Three-way battles Topic

Posted by oldwarrior on 3/5/2022 11:24:00 AM (view original):
I agree that lowest team in the 3-way battle seems to win with a lot more frequency than the odds shown.

I've tracked 2-way battles since HD3 was released. I think that's over 4 calendar years?

A small sample size of just under 140, but even at 140 the margin of error should be greatly reduced.

In the 138 battles in which I have been a favorite, with the average of 63%, I've won 36%.
For the good news, when I'm 70+, I have won a little over 50%.

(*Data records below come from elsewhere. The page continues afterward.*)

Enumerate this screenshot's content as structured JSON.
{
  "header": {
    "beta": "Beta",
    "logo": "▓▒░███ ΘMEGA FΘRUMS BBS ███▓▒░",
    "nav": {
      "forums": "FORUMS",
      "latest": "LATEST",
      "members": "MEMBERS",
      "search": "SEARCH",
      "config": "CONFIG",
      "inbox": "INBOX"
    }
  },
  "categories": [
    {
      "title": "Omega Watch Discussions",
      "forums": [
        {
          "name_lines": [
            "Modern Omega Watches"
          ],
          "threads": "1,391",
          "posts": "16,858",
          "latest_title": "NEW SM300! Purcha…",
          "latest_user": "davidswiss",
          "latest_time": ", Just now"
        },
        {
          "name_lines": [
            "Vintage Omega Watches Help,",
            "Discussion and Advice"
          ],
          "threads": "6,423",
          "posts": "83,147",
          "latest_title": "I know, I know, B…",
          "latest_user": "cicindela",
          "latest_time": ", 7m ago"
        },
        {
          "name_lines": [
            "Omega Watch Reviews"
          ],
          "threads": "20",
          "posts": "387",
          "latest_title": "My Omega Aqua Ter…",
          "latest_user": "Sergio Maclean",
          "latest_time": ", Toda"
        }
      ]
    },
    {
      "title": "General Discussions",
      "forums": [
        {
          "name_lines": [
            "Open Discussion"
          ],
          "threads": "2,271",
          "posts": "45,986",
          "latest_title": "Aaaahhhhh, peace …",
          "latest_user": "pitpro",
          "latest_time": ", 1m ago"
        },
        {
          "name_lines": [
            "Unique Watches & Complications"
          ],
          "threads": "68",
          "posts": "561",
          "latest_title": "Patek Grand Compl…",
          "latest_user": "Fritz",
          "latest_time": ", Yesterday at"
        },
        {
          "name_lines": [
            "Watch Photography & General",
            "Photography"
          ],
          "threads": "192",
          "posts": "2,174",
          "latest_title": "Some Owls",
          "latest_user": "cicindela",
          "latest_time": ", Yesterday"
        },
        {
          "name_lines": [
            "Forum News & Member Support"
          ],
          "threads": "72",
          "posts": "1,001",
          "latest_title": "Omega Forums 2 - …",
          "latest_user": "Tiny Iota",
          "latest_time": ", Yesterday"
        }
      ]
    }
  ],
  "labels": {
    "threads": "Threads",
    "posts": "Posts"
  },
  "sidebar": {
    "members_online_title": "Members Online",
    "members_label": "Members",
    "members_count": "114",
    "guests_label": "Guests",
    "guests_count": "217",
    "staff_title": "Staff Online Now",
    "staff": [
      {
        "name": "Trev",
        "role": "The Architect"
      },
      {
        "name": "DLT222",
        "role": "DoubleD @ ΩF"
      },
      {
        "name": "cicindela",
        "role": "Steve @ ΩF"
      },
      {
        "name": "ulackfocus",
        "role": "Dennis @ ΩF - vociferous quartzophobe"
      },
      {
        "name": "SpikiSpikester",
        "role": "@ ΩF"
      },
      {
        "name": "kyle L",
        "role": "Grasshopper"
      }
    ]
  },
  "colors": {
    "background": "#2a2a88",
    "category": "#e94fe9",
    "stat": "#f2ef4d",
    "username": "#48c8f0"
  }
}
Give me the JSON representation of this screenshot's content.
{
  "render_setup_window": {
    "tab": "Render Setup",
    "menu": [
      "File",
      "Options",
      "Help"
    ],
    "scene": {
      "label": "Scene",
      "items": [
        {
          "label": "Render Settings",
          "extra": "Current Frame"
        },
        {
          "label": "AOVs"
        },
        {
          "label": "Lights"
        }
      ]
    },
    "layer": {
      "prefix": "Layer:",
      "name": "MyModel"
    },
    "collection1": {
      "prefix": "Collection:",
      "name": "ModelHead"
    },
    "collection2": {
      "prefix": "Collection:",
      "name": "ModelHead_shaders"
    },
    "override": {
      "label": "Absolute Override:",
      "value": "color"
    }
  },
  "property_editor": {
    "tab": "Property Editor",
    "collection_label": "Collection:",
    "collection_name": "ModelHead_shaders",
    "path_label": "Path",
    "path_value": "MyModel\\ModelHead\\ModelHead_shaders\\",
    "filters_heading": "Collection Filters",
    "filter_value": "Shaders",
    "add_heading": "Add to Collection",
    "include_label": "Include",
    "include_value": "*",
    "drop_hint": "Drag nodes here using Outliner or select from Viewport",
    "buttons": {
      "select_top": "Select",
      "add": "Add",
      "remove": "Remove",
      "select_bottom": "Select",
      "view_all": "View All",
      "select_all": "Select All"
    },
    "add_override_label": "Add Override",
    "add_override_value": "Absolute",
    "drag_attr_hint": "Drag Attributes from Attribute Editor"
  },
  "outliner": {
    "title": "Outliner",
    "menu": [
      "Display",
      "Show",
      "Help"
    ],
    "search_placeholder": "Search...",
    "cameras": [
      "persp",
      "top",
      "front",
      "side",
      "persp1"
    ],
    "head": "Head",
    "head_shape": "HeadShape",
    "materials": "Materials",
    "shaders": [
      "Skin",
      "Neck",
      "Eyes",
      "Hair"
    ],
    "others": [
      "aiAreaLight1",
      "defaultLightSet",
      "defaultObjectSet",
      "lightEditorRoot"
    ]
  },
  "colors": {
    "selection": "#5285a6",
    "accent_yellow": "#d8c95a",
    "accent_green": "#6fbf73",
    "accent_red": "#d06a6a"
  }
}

Until I begin seeing different, when I see odds between 25-75, I'm assuming in reality it really was a 50/50 coin flip.

is it just me or does this just sound incredible egregious?
"In the 138 battles in which I have been a favorite, with the average of 63%, I've won 36%."

any chance you'd be willing to share the data set, or the p value on those 138 or whatever it is?
3/5/2022 10:18 PM
When I first started tracking win/lose as the favorite, I'm sure the coaches in the SEC/Allen were tired of me complaining every season. Like the season I lost 4 battles with odds of 64-74% on all of them. I think there was a stretch where I lost 10 or 11 straight battles I was favored in. If I remember, the odds based on % was like 6500 to 1 on that happening. At LSU I was around winning 28% on the first 40 or so battles.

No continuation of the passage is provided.